I have a shirt which says "Sticks and stones may break my bones, but a gale force 8 excites me." What was I thinking?
Arriving in Lymington made me feel like we were home safe and sound. The showers were amazing and made me feel like a new person. I jut wanted to stay right there. I had neglected to give even the slightest consideration to the fact that we still had to get to our home marina in Gosport which was still a 3 hour sail away.
We enjoyed a leisurely morning and breakfasted on land at Vanilla Pod in Lymington, highly recommended although the service was a bit slow. The American Breakfast was superb. Bit of a shame though when the fressh squeezed oj machine broke down. We did some shopping at the T&G shop which is closing down and snagged a few bargains. We were delaying our departure hoping that the wind would die down a bit. It just wasn't happening.
So at 12:30 we set off down the channel. It got worse as we headed out of the marina. The Isle of Wight ferries were being blown sideways and with our engine full on we could barely move south. But once we turned east the wind was over our stern and with the tide's assistance we were moving at a clip.
We couldn't let the sails up because it was blowing a gale force 8. Seriously! Never mind! We still did 8 knots through the water although 3 of that was tide. We had a brief rain storm just before we turned into Portsmouth harbour but I took the children below deck and we stayed nice and dry.
Unpacking the boat was tedious and we had massively over catered particularly since we didn't eat during a couple entire days due to illness. We arrived back home last night 7:30 and got take away pizza and pasta.
My legs are still wobbling and rooms sway if I stand still for long. Marc says it will be several days before my body adjusts back to normal.
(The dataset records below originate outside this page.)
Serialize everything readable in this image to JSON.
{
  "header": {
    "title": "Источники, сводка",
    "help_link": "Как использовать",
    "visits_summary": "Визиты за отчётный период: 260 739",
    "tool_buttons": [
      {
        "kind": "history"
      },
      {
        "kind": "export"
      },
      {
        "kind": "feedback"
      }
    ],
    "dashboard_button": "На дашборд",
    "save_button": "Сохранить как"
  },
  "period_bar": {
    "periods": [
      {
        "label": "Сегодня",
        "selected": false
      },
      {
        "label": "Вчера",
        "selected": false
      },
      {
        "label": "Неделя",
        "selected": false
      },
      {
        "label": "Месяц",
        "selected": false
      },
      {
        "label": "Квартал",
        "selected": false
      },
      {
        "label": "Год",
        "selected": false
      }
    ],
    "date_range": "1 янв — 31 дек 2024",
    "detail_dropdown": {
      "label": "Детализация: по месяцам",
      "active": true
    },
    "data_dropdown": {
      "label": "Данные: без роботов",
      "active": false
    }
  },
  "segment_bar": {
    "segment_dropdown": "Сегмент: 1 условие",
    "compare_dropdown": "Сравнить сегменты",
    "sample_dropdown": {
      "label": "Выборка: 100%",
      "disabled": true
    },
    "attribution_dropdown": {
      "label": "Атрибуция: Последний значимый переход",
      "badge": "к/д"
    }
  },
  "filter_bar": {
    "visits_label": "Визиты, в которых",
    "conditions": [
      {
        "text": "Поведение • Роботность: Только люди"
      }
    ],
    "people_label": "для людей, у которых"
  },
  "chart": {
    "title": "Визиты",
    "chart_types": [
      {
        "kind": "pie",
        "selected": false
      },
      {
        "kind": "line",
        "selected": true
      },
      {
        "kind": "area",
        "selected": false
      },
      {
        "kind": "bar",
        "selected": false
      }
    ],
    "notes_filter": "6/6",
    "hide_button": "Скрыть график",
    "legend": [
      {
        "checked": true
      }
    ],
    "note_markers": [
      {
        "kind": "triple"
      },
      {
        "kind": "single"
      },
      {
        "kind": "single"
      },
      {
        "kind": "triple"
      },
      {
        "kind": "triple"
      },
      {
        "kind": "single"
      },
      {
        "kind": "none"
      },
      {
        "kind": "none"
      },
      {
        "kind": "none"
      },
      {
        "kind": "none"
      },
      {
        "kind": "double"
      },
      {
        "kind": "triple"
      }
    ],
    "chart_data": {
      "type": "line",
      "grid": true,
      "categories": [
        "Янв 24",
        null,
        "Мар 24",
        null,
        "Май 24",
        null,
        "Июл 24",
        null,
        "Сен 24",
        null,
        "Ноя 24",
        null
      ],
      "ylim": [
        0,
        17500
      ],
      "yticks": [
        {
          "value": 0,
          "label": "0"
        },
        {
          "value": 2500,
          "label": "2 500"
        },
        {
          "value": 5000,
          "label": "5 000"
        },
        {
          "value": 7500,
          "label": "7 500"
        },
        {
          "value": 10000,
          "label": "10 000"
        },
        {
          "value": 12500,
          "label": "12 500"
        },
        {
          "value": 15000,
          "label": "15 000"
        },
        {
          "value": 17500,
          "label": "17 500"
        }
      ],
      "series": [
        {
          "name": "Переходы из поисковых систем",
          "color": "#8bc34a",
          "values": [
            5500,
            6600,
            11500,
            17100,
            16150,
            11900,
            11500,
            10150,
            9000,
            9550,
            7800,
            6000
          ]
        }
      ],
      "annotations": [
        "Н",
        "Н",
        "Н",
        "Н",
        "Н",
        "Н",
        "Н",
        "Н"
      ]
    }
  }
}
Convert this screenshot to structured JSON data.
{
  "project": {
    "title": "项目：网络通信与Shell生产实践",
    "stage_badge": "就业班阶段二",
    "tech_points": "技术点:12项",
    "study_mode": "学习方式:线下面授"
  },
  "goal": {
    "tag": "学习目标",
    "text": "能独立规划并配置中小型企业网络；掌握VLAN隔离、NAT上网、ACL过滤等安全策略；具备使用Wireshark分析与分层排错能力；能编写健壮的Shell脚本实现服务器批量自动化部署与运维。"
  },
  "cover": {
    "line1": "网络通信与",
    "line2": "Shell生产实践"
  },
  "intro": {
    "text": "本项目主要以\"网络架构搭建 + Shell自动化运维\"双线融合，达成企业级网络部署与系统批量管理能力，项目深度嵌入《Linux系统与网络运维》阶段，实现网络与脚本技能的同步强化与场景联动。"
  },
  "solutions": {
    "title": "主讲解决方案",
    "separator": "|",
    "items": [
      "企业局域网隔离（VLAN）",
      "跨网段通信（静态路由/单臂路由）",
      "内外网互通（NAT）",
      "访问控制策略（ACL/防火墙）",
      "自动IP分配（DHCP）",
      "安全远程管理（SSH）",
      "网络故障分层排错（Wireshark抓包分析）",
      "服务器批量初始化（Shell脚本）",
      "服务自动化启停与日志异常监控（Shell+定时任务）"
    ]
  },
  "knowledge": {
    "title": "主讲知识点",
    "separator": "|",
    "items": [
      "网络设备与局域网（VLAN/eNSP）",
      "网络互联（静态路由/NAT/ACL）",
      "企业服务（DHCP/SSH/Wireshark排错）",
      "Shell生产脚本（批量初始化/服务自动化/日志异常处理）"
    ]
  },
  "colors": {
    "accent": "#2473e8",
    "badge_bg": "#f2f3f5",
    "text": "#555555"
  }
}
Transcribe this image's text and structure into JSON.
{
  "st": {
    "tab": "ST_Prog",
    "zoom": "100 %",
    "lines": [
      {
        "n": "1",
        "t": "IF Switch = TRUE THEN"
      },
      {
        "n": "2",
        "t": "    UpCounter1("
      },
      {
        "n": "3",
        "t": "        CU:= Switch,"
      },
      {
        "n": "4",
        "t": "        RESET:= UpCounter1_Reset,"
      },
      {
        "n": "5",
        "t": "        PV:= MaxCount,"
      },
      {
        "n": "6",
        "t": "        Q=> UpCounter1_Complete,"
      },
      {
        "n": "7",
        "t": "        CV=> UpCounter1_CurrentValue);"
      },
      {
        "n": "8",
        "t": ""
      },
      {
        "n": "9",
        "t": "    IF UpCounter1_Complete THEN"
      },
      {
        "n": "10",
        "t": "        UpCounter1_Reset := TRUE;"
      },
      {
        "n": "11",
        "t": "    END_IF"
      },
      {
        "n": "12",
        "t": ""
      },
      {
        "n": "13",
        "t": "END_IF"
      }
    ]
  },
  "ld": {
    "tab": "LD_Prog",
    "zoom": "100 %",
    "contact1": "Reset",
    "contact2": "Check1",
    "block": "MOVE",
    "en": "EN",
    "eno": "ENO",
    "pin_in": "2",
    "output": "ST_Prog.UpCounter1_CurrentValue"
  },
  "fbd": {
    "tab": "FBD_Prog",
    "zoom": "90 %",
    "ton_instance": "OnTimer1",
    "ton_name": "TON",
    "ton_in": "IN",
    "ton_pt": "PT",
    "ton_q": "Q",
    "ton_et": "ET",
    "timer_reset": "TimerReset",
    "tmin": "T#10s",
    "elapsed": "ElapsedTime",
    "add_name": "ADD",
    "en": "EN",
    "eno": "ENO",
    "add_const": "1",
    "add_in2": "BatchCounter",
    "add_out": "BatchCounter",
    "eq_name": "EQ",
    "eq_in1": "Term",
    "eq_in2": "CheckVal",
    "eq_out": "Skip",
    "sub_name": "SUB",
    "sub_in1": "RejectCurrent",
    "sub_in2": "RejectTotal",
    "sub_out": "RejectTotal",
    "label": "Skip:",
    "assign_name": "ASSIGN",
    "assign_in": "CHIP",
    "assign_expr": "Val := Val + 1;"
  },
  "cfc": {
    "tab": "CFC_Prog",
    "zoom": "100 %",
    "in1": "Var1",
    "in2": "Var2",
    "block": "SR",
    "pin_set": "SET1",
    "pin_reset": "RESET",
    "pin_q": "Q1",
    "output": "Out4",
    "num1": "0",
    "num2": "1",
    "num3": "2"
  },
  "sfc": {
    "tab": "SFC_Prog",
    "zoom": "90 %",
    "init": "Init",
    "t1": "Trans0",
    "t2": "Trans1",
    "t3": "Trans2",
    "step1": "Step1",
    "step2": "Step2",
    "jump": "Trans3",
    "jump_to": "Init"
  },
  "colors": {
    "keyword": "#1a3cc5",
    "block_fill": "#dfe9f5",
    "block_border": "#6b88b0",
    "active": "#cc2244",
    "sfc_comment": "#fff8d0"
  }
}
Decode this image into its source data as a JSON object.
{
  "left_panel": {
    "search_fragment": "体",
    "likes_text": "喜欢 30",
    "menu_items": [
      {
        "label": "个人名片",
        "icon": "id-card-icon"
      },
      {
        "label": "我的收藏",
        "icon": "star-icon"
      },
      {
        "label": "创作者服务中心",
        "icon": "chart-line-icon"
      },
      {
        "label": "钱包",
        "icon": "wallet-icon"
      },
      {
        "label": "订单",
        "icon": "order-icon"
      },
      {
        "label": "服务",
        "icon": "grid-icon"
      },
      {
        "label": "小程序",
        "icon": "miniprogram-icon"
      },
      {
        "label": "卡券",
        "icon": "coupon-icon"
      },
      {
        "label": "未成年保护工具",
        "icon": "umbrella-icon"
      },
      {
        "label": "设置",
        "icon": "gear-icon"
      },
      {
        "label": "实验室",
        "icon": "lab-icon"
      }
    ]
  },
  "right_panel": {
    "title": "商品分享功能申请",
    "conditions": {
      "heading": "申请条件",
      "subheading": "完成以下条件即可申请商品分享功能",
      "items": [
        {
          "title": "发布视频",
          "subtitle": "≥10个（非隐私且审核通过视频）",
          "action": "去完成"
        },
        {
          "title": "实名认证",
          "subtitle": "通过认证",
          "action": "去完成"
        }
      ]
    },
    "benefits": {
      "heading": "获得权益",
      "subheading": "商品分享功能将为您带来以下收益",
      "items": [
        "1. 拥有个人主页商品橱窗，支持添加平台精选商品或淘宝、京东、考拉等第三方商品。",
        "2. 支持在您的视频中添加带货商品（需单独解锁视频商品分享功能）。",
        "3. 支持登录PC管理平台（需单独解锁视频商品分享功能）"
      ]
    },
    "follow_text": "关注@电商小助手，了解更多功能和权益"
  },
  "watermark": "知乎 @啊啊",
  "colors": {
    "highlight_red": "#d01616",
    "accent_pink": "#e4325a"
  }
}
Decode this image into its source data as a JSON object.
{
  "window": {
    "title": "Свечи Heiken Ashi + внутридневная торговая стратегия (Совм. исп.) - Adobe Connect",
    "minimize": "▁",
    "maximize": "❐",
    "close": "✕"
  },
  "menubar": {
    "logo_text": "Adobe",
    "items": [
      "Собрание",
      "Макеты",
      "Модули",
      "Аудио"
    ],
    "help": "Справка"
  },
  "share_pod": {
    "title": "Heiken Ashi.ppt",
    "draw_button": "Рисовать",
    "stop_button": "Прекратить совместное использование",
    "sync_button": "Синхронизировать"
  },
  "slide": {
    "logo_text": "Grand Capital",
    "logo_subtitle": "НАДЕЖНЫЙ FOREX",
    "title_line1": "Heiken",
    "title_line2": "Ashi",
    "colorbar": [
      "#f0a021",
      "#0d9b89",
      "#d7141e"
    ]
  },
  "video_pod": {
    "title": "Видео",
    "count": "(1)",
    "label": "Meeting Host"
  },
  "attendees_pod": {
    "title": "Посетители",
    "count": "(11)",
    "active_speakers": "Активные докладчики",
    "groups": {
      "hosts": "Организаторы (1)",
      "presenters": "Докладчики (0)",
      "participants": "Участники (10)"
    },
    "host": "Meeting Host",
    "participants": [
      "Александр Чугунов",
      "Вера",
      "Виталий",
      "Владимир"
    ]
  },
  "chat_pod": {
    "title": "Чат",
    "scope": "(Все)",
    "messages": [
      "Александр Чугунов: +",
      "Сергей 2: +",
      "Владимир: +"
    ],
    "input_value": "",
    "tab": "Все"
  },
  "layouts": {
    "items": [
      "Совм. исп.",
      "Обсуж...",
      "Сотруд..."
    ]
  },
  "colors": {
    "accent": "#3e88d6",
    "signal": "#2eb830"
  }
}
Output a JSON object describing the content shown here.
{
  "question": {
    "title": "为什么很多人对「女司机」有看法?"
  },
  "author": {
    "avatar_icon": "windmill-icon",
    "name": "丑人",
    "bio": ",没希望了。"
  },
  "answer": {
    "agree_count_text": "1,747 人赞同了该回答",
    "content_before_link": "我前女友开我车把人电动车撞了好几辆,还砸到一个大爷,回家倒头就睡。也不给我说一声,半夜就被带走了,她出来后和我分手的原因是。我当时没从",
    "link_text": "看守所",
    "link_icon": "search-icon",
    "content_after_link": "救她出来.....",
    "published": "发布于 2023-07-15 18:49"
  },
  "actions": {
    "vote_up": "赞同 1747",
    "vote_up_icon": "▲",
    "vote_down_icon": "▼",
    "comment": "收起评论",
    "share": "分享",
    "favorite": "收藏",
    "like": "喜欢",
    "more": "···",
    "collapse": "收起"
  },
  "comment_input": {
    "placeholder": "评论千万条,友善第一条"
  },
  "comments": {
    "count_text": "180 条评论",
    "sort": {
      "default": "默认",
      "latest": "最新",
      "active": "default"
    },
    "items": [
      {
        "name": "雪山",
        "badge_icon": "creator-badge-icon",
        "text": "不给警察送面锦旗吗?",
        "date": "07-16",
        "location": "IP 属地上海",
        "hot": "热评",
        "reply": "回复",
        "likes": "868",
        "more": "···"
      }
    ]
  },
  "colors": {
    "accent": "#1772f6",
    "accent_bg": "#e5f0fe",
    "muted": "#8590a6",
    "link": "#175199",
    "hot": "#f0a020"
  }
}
My face is sun/wind burned despite sun block and little exposure to the sun. I have bruises in odd places and my manicure is ruined (although I only broke one nail during the entire trip and that was in Lymington Marina)!
My sense of accomplishment and pride is soaring. I am so proud of myself and my family and our friends. You see the character of a person when all is stripped away and I can't imagine there being a group of individuals that would have made a better crew or companions. We laughed and very briefly had a few tears. But mostly we laughed. At the situation, at each other, at ourselves.
Would I do it all over again? In a heartbeat!